GC servers can be domain controllers from any domain. When authentication occurs, the domain controller that is authenticating the user's logon request needs to locate a GC in order to construct the universal groups to which that user belongs. In the event that there is only one domain in the forest, all domain controllers contain the same data, so there is no need to locate a GC (even though any given server might be designated a GC). If the domain controller handling the user logon request is also a GC, there is no need to remote the request to another GC. There is no requirement that the GC selected to service the request be a member of the domain to which the authenticating domain controller belongs.
If a GC server cannot be located by the domain controller during this process:
If the account that is used is the built-in Administrator account (RID 0x1F4 or decimal 500), Windows 2000 allows the logon to take place without the domain controller contacting a GC.
If cached credentials exist for the user on the local computer, the user is logged on with those credentials. Access to network resources must be validated on an individual basis. If the client uses Kerberos to use a server's resources, the KDC must be contacted to get a ticket for the server, or if NTLM is used, pass-through authentication is required.
If cached credentials do not exist, the user is denied logon.
For these reasons, it is important to note that a user's getting logged on with cached credentials or being denied logon would be the result of the domain controller failing to find any GC. Because all global catalogs contain the same information (with the replication latency exception), any GC can be used. If a local GC happens to be offline, a remote GC can and will be used. For performance reasons and bandwidth efficiency, it may be beneficial to host a local GC in each site. Clients and domain controllers prefer communicating with a GC in the local site before using a remote GC in another site.
This process takes place at every logon and is consistent with down-level behavior; if the user is added or removed from a group, the change is not reflected until the user logs off and back on.

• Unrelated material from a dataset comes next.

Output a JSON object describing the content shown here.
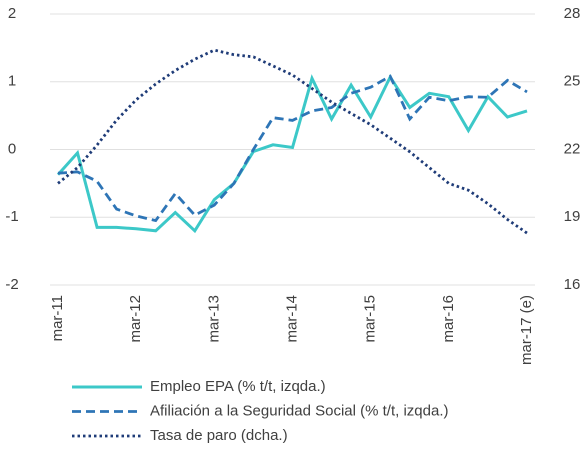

In a Mixed-mode domain, universal groups cannot be created. If a Windows 2000-based computer is located in a down-level or Mixed-mode domain, different behavior occurs. Other domains may be in Native mode and universal groups may have been created that contain the user as a member. The domain controller authenticating the logon request will add the SIDs of the global groups of which the user is a member to the user's token and the local computer adds SIDs for groups of which the user is a member on the local computer as appropriate. When an attempt to use resources in another domain occurs, the computer hosting the resource contacts a domain controller for that domain, which adds the SIDs of the groups local to that domain (which may include universal groups) of which the user is a member to the user's token.
Down-level clients are also subject to this behavior. Note that computers are security principals and can be affected in the same way. An enumeration of the groups to which the computer belongs is also performed at computer startup.